World J Exp Med. Jun 20, 2025; 15(2): 101555
Published online Jun 20, 2025. doi: 10.5493/wjem.v15.i2.101555
Biomarkers for tracking metabolic changes pre-post nutritional epigenetics diet/intervention to prevent autism and attention deficit/hyperactivity disorders in children
Renee J Dufault
Renee J Dufault, College of Graduate Health Studies, A.T. Still University, Kirksville, MO 63501, United States
Renee J Dufault, Food Ingredient and Health Research Institute, Naalehu, HI 96772, United States
Author contributions: Dufault RJ conducted the brief literature review and developed and wrote the manuscript in its entirety.
Conflict-of-interest statement: The author reports no relevant conflicts of interest for this article.
Open Access: This article is an open-access article that was selected by an in-house editor and fully peer-reviewed by external reviewers. It is distributed in accordance with the Creative Commons Attribution NonCommercial (CC BY-NC 4.0) license, which permits others to distribute, remix, adapt, build upon this work non-commercially, and license their derivative works on different terms, provided the original work is properly cited and the use is non-commercial. See: https://creativecommons.org/Licenses/by-nc/4.0/
Corresponding author: Renee J Dufault, PhD, College of Graduate Health Studies, A.T. Still University, 800 W Jefferson Street, Kirksville, MO 63501, United States. rdufault@atsu.edu
Received: September 20, 2024
Revised: January 20, 2025
Accepted: February 6, 2025
Published online: June 20, 2025
Processing time: 209 Days and 2.9 Hours
Abstract

The prevalence of autism and attention deficit/hyperactivity disorders is increasing worldwide. Recent studies suggest the excessive intake of ultra-processed food plays a role in the inheritance of these disorders via heavy metal exposures and nutritional deficits that impact the expression of genes. In the case of the metallothionein (MT) gene, biomarker studies show dietary zinc (Zn) deficits impact MT protein levels in children with autism and are associated with the bioaccumulation of lead and/or mercury in children exhibiting autism/attention deficit/hyperactivity disorders symptomology. The impact of dietary changes on lead and mercury exposures and MT gene behavior could be determined using a randomized test and control group design. Pregnant women serving in the test-group would participate in a nutritional epigenetics education intervention/course designed to reduce ultra-processed food intake and heavy metal levels in blood while increasing whole food intake and MT and Zn levels. Changes in maternal diet would be measured using data derived from an online diet survey administered to the test and control groups pre-post intervention. Changes in maternal lead, mercury, Zn, and MT levels would be measured via blood sample analyses prior to the intervention and after childbirth via cord blood analyses to determine infant risk factors.
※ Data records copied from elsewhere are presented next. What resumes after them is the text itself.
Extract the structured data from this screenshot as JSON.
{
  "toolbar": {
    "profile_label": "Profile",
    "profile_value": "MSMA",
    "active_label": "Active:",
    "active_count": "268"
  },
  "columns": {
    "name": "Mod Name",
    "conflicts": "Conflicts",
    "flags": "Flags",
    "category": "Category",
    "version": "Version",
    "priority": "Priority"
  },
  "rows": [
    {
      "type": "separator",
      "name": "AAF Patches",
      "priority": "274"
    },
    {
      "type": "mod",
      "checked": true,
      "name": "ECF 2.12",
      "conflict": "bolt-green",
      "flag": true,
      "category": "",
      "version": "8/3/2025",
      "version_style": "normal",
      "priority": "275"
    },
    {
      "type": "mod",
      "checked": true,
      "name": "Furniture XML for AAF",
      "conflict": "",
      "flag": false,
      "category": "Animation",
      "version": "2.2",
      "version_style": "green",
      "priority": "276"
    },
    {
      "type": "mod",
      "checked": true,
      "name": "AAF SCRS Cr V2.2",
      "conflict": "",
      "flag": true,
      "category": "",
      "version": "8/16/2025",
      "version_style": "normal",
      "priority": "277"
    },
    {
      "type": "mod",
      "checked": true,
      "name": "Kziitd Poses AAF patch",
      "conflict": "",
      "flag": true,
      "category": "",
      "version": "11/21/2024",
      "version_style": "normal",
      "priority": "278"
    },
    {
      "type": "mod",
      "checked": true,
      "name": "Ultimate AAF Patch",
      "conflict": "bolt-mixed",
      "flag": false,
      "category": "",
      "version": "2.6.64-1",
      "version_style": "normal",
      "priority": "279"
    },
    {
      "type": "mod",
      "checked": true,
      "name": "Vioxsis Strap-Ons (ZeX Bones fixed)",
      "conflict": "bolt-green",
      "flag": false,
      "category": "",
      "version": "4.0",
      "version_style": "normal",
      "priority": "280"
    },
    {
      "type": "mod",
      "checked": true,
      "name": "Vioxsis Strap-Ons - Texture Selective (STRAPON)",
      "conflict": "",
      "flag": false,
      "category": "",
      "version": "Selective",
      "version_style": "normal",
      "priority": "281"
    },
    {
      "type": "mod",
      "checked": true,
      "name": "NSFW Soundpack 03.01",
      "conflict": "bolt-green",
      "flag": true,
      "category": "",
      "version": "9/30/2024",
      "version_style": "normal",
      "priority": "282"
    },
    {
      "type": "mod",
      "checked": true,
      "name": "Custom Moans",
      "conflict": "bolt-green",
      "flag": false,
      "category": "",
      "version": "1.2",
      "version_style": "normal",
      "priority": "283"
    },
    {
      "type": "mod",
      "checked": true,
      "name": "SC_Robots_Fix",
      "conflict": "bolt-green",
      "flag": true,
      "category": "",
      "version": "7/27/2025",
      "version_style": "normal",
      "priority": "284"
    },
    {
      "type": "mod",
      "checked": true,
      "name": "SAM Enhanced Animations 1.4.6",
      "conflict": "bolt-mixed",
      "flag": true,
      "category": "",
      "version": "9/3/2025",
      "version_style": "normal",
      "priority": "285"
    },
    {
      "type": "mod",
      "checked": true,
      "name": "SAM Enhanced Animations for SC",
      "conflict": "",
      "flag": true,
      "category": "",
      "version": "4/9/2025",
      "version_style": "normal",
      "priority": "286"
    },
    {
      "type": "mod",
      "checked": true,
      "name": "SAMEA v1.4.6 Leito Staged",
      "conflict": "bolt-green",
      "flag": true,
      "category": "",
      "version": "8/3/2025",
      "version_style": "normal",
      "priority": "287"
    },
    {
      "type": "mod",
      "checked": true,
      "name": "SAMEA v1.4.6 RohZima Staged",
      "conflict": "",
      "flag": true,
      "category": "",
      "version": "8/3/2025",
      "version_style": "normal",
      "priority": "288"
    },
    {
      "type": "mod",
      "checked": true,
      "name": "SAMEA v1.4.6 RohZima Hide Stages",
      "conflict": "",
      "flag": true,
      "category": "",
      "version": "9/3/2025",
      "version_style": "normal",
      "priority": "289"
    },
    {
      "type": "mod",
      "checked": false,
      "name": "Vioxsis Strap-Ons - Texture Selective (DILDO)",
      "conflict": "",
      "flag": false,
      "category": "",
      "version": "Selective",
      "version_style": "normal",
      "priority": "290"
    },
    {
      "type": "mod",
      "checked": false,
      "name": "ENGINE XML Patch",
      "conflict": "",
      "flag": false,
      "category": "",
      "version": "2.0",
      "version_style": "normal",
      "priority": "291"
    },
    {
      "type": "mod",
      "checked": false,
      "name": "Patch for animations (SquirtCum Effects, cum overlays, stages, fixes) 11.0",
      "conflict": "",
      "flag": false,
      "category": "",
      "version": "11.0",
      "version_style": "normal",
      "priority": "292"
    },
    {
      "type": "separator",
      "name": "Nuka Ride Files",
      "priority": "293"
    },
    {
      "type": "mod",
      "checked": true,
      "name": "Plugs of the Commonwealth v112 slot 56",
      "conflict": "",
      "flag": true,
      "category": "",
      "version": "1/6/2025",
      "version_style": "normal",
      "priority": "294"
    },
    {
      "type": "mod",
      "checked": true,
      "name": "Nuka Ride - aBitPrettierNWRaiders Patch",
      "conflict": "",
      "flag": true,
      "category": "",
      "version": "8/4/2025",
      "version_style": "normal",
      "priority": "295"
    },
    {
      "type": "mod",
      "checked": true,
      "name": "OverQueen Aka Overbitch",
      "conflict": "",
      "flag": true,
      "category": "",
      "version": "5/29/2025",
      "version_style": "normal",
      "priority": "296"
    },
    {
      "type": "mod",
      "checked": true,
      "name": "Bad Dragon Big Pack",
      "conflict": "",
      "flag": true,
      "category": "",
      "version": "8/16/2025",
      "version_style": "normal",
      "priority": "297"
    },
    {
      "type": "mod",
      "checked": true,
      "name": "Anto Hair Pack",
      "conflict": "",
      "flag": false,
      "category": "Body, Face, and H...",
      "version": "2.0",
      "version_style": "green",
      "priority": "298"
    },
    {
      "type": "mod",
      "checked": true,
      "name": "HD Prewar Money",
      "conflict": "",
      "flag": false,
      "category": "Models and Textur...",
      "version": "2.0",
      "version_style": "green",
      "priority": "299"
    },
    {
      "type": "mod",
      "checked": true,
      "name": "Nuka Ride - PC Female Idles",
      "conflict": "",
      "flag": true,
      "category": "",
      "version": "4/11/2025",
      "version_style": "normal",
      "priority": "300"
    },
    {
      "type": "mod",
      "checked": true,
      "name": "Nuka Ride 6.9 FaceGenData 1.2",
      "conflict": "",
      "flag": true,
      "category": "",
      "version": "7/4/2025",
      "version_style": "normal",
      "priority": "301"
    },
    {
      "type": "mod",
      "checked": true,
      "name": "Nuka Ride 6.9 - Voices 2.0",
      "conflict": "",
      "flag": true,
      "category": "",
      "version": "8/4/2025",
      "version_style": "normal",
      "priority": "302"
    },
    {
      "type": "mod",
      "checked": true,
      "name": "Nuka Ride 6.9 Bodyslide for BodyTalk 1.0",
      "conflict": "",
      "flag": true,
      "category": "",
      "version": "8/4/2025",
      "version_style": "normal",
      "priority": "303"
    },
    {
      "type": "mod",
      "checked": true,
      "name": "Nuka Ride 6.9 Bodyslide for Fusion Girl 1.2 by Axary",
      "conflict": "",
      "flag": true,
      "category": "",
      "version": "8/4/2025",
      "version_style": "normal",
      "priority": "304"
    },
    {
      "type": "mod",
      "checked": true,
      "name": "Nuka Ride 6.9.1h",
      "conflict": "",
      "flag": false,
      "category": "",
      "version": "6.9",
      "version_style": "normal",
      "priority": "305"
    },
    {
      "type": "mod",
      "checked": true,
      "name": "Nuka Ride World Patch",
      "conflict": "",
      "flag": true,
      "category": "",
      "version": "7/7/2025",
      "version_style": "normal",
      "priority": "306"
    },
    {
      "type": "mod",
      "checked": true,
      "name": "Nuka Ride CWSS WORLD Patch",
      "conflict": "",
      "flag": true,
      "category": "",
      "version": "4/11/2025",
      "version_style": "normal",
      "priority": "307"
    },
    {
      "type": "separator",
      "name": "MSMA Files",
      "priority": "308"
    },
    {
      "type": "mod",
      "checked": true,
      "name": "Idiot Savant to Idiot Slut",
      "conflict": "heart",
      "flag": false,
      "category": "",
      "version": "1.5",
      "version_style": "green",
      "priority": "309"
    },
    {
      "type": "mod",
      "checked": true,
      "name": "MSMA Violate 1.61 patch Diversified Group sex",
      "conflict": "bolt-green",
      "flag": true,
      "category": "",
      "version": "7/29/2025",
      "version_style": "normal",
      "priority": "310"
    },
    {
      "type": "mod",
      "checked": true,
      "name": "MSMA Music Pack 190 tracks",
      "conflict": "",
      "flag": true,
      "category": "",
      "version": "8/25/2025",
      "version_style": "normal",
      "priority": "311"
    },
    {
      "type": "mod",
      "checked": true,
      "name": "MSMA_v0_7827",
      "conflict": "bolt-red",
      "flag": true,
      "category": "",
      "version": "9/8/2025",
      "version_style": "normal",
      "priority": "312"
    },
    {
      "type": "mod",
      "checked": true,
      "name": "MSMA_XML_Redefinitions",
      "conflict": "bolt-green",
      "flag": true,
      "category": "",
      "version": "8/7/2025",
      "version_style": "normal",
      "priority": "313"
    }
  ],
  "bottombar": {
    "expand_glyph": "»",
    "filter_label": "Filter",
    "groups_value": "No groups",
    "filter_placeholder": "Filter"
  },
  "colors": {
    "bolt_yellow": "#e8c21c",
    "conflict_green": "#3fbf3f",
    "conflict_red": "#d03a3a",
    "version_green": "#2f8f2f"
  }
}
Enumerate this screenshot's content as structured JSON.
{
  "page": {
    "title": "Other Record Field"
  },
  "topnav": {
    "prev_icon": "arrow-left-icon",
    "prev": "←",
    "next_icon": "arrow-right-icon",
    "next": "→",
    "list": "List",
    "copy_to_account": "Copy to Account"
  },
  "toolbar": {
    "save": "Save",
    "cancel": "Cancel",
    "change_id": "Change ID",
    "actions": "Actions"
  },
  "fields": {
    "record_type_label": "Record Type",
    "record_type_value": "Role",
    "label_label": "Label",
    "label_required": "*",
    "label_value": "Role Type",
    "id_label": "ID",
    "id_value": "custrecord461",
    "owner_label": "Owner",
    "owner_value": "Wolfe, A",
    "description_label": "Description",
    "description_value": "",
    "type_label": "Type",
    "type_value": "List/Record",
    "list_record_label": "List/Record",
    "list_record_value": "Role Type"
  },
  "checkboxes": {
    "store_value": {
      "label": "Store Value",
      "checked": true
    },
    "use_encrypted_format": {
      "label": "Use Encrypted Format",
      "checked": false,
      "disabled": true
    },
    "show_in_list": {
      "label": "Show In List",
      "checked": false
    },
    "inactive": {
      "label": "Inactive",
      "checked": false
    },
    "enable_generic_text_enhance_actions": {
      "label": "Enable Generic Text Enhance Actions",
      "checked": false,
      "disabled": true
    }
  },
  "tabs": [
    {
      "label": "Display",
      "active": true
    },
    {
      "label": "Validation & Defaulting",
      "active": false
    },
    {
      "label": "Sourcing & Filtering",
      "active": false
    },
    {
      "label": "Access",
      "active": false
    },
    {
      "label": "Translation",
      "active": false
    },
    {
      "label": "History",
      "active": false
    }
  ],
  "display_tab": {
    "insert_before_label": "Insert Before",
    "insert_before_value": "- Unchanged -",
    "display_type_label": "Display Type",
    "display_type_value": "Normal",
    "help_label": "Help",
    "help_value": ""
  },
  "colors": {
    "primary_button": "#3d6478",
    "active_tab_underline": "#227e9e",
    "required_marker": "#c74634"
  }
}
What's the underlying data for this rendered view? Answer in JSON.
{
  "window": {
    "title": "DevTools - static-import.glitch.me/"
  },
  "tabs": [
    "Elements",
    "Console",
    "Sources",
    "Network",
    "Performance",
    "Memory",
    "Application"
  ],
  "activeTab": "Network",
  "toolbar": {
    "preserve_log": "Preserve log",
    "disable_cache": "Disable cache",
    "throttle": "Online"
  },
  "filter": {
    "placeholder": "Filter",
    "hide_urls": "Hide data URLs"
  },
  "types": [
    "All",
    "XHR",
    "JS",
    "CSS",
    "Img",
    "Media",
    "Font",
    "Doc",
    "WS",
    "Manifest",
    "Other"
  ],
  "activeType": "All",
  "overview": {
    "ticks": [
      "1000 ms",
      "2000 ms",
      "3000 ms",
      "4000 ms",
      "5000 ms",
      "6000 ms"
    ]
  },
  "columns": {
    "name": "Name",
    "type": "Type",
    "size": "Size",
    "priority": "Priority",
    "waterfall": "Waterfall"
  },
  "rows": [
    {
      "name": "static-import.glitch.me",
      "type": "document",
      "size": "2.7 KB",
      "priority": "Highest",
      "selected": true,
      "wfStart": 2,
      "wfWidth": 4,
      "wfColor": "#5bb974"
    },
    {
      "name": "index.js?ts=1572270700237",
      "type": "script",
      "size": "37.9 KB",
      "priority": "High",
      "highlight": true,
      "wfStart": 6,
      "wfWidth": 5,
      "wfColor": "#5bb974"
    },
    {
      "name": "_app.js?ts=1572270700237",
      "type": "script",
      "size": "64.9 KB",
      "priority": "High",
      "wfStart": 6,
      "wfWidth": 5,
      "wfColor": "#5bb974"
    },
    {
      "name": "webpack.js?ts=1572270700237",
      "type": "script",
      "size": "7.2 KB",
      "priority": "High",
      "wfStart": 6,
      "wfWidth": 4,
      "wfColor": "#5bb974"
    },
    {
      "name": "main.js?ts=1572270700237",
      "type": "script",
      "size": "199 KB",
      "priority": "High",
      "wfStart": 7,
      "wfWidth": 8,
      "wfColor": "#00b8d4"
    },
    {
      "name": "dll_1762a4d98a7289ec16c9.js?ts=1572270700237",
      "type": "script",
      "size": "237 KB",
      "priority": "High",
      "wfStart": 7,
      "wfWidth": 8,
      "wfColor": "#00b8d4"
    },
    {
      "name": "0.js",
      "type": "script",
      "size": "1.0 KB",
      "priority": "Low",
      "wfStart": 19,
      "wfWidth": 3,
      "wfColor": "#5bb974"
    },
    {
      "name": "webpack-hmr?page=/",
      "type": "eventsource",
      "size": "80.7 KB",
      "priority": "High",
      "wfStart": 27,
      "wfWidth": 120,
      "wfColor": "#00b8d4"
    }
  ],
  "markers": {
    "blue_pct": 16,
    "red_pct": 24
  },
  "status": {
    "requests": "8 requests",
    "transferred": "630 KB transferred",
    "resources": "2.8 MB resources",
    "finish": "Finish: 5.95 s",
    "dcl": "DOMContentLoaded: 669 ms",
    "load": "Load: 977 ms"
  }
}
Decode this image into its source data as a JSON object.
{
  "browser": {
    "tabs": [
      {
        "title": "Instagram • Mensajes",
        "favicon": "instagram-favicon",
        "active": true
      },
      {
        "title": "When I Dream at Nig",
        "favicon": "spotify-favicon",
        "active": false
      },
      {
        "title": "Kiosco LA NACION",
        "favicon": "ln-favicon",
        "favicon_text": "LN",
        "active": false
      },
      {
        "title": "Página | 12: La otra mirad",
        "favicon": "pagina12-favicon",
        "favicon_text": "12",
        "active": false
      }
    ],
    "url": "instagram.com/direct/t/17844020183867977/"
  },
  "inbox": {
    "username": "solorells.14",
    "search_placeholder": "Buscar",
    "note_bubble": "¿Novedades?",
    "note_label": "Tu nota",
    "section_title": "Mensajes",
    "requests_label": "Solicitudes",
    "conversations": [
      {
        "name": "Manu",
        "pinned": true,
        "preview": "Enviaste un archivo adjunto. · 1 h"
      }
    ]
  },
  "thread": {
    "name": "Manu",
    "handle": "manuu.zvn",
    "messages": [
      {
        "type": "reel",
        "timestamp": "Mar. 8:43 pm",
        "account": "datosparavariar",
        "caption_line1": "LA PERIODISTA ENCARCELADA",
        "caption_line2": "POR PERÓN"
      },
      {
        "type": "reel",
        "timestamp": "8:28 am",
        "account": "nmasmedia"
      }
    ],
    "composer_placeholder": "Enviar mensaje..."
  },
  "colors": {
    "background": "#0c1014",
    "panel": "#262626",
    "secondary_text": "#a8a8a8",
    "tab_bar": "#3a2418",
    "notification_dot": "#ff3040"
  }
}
Keywords: Mercury; Lead; Autism; Attention deficit/hyperactivity disorder; Metallothionein; Nutritional epigenetics; Zinc

Core Tip: Increasing evidence supports the nutritional epigenetics model for autism and attention deficit/hyperactivity disorders that explains how unhealthy diet contributes to the epigenetic inheritance of these disorders. An unhealthy diet characterized by excessive intake of ultra-processed foods results in heavy metal exposures and deficits in zinc that may impact metallothionein gene function. Metallothionein gene malfunction may result in the bioaccumulation of mercury and/or lead in the blood depending on diet. Nutritional epigenetics education may be used as an intervention to reduce the intake of ultra-processed foods and heavy metals in expectant mothers and prevent the development of autism and attention deficit/hyperactivity disorders in children.